Leggere questo romanzo nel momento in cui l'Europa è lacerata, ai propri confini, da un'altra guerra (anche se l'autrice ha iniziato questo lavoro nel 2019, prima dello scoppio del conflitto russo-ucraino), vedere questi bimbi biondi inseriti nelle nostre classi, costretti a imparare una lingua così diversa, rivestiti con i nostri abiti smessi, con negli occhi la paura e i ricordi, è la riprova che temi come questi sono purtroppo sempiterni ed è solo la tendenza, tutta umana, a occuparci e preoccuparci maggiormente di ciò che è vicino a noi, a farci dimenticare talvolta che nel mondo ci sono sempre bambini che soffrono a causa di una guerra. Su questo si innestano altre riflessioni, come la liceità di certe decisioni prese a fin di bene. Qual è il confine fra altruismo ed egoismo quando si desidera fortemente diventare genitori, eventualmente anche prendendo con sé i figli di altri? Certo, tutto è fatto a fin di bene, le famiglie che accolgono sono eccezionali e meritorie, ma Rosella Postorino prova a mettersi nei panni degli altri, di coloro che si sono trovati nelle condizioni di chiederlo, quel bene.
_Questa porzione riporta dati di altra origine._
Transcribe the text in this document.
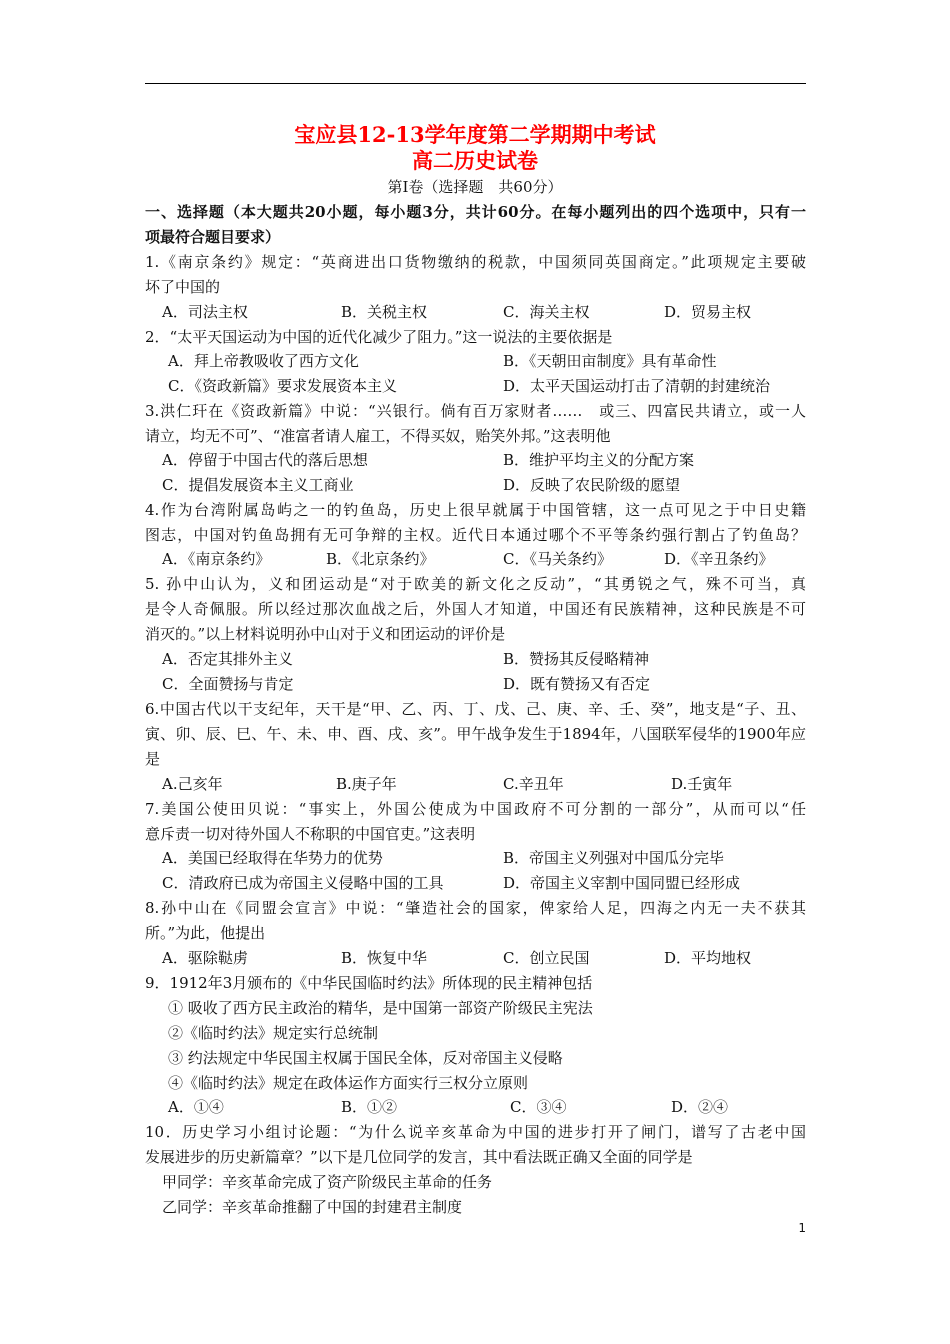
宝应县12-13学年度第二学期期中考试
高二历史试卷
第Ⅰ卷（选择题　共60分）
一、选择题（本大题共20小题，每小题3分，共计60分。在每小题列出的四个选项中，只有一
项最符合题目要求）
1.《南京条约》规定：“英商进出口货物缴纳的税款，中国须同英国商定。”此项规定主要破
坏了中国的
A．司法主权	B．关税主权	C．海关主权	D．贸易主权
2．“太平天国运动为中国的近代化减少了阻力。”这一说法的主要依据是
A．拜上帝教吸收了西方文化	B．《天朝田亩制度》具有革命性
C．《资政新篇》要求发展资本主义	D．太平天国运动打击了清朝的封建统治
3.洪仁玕在《资政新篇》中说：“兴银行。倘有百万家财者……　或三、四富民共请立，或一人
请立，均无不可”、“准富者请人雇工，不得买奴，贻笑外邦。”这表明他
A．停留于中国古代的落后思想	B．维护平均主义的分配方案
C．提倡发展资本主义工商业	D．反映了农民阶级的愿望
4.作为台湾附属岛屿之一的钓鱼岛，历史上很早就属于中国管辖，这一点可见之于中日史籍
图志，中国对钓鱼岛拥有无可争辩的主权。近代日本通过哪个不平等条约强行割占了钓鱼岛？
A．《南京条约》	B．《北京条约》	C．《马关条约》	D．《辛丑条约》
5. 孙中山认为，义和团运动是“对于欧美的新文化之反动”，“其勇锐之气，殊不可当，真
是令人奇佩服。所以经过那次血战之后，外国人才知道，中国还有民族精神，这种民族是不可
消灭的。”以上材料说明孙中山对于义和团运动的评价是
A．否定其排外主义	B．赞扬其反侵略精神
C．全面赞扬与肯定	D．既有赞扬又有否定
6.中国古代以干支纪年，天干是“甲、乙、丙、丁、戊、己、庚、辛、壬、癸”，地支是“子、丑、
寅、卯、辰、巳、午、未、申、酉、戌、亥”。甲午战争发生于1894年，八国联军侵华的1900年应
是
A.己亥年	B.庚子年	C.辛丑年	D.壬寅年
7.美国公使田贝说：“事实上，外国公使成为中国政府不可分割的一部分”，从而可以“任
意斥责一切对待外国人不称职的中国官吏。”这表明
A．美国已经取得在华势力的优势	B．帝国主义列强对中国瓜分完毕
C．清政府已成为帝国主义侵略中国的工具	D．帝国主义宰割中国同盟已经形成
8.孙中山在《同盟会宣言》中说：“肇造社会的国家，俾家给人足，四海之内无一夫不获其
所。”为此，他提出
A．驱除鞑虏	B．恢复中华	C．创立民国	D．平均地权
9．1912年3月颁布的《中华民国临时约法》所体现的民主精神包括
① 吸收了西方民主政治的精华，是中国第一部资产阶级民主宪法
②《临时约法》规定实行总统制
③ 约法规定中华民国主权属于国民全体，反对帝国主义侵略
④《临时约法》规定在政体运作方面实行三权分立原则
A．①④	B．①②	C．③④	D．②④
10．历史学习小组讨论题：“为什么说辛亥革命为中国的进步打开了闸门，谱写了古老中国
发展进步的历史新篇章？”以下是几位同学的发言，其中看法既正确又全面的同学是
甲同学：辛亥革命完成了资产阶级民主革命的任务
乙同学：辛亥革命推翻了中国的封建君主制度
1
E porta il lettore a fare riflessioni di questo tipo, non convenzionali, non retoriche.
"Il loro desiderio più persistente si era realizzato grazie alla sciagura di un intero Paese, grazie a una madre saltata in aria. Affinché una donna senza figli possa allevare il figlio di un'altra, serve una quantità smisurata di sofferenza all'origine. Che la madre biologica sia morta o no, è comunque in corso un lutto. Dovresti saperlo, quando ti prendi in casa un orfano, pensava Omar, che se tu hai vinto è perché io ho perso. Mia madre, ho perso" (p.222)
Con una maturità linguistica già riconosciuta e una potenza narrativa ormai consolidata, Postorino scrive un romanzo corale, ricco di individualità che fanno da contrappunto l'una all'altra in un rimbalzarsi di voci, di storie, di emozioni, paure e desideri. Dove tutto viene vissuto e raccontato all'ennesima potenza, come la guerra costringe a fare.
Ps Tutta la storia dei bambini di Bjelave, per chi fosse interessato ad approfondire, è riportata dal sito www.balcanicaucaso.org, che nel corso degli anni ha pubblicato indagini, articoli, studi e testimonianze sui 46 bimbi che nel luglio del 1992 furono accolti a Milano. Alcuni di loro furono poi dati in adozione e l'ultimo ad aver ritrovato la propria madre biologica è stato Amer (in Italia diventato Luca) che ha saputo che la madre Hirija era viva nel 2018. E che per 26 anni l'aveva cercato.